Firms should closely monitor political dynamics within the Frente de Todos following the midterm defeat. While Vice President and former President Cristina Fernandez de Kirchner has yet to comment on the electoral results, she is likely to mobilize her base within the coalition to shift policymaking further left, while President Alberto Fernandez and his allies seek a more moderate approach. A scenario in which Fernandez de Kirchner takes the reins of the Frente de Todos could likely lead to a more challenging year for multinationals, particularly on the inflation and FX fronts. Firms should also pay close attention to developments surrounding the International Monetary Fund (IMF) deal and implement a multi-stage FX hedging strategy until at least Q1 2022, when announcements surrounding the agreement are expected.
Argentina held midterm elections on November 14, with a third of the Senate and half of the lower house up for re-election. Overall, the results were disappointing for the Frente de Todos ruling coalition. While Frente de Todos held onto its controlling minority in the lower house by a hair, it lost a Senate quorum—marking the first time the Peronists have lost control of the chamber since 1983. Additionally, Frente de Todos lost the election in several key districts, including the Buenos Aires province, where over 30% of the electorate resides, and in Peronist strongholds, such as Santa Cruz and La Pampa.

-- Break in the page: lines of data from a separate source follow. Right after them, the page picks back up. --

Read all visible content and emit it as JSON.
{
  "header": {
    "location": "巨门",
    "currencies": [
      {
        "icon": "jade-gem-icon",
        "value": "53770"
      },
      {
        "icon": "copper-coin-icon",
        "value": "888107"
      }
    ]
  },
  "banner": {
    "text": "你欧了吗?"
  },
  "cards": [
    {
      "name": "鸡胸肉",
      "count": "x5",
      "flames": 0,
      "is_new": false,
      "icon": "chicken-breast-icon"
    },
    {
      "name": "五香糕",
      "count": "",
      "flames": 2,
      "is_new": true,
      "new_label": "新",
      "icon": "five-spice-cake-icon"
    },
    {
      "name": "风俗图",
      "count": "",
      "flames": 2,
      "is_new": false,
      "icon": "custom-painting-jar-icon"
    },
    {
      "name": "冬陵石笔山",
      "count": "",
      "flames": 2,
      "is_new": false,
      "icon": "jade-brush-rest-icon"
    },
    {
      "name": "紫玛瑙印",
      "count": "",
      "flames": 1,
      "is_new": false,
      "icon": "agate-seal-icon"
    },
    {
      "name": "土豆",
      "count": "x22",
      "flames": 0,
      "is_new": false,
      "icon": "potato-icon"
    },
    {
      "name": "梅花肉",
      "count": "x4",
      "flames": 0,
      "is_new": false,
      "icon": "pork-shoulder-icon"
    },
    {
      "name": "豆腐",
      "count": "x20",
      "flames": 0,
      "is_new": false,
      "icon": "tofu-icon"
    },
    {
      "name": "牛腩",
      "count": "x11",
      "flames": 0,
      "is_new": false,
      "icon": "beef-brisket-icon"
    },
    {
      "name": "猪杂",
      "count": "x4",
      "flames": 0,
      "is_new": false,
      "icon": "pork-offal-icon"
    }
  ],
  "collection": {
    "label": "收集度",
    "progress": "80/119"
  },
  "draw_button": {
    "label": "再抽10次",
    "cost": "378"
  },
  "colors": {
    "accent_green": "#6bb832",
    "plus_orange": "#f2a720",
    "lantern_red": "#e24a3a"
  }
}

Still, the government’s post-PASO primary strategy, which included accelerated economic reopening, increased spending, and tighter price and capital controls, paid off. Frente de Todos regained some lost ground at a national level, posting 34% national support—up from around 30% in the primaries—with the Juntos por el Cambio opposition securing 42% of the vote.
After the midterm results trickled in, President Alberto Fernandez announced that his administration is planning to submit an economic plan to Congress in early December, with broad support from his coalition to move forward with the country’s pending IMF agreement.
While overall the government performed slightly above our expectations, risks that the midterm loss pushes Frente de Todos to continue to pursue unorthodox economic policies, worsening macroeconomic imbalances and derailing the IMF deal, persist. The midterm results will alter political dynamics in Congress, enabling Juntos por el Cambio to block controversial economic policies or push for progress on the IMF agreement, but the president does retain the ability to act unilaterally in certain economic policymaking areas. Although President Fernandez has expressed willingness to follow through with the IMF agreement, it is highly unlikely that he will be able to keep his coalition’s support in implementing fiscal consolidation measures, which the IMF is likely to require. Without the IMF agreement, however, Argentina faces debt and currency crises in H1 2022. We believe that the government will sign the agreement, which is likely to be approved by an opposition-led Congress, but it may try to renegotiate it after the first review, potentially triggering political and economic crises in late 2022.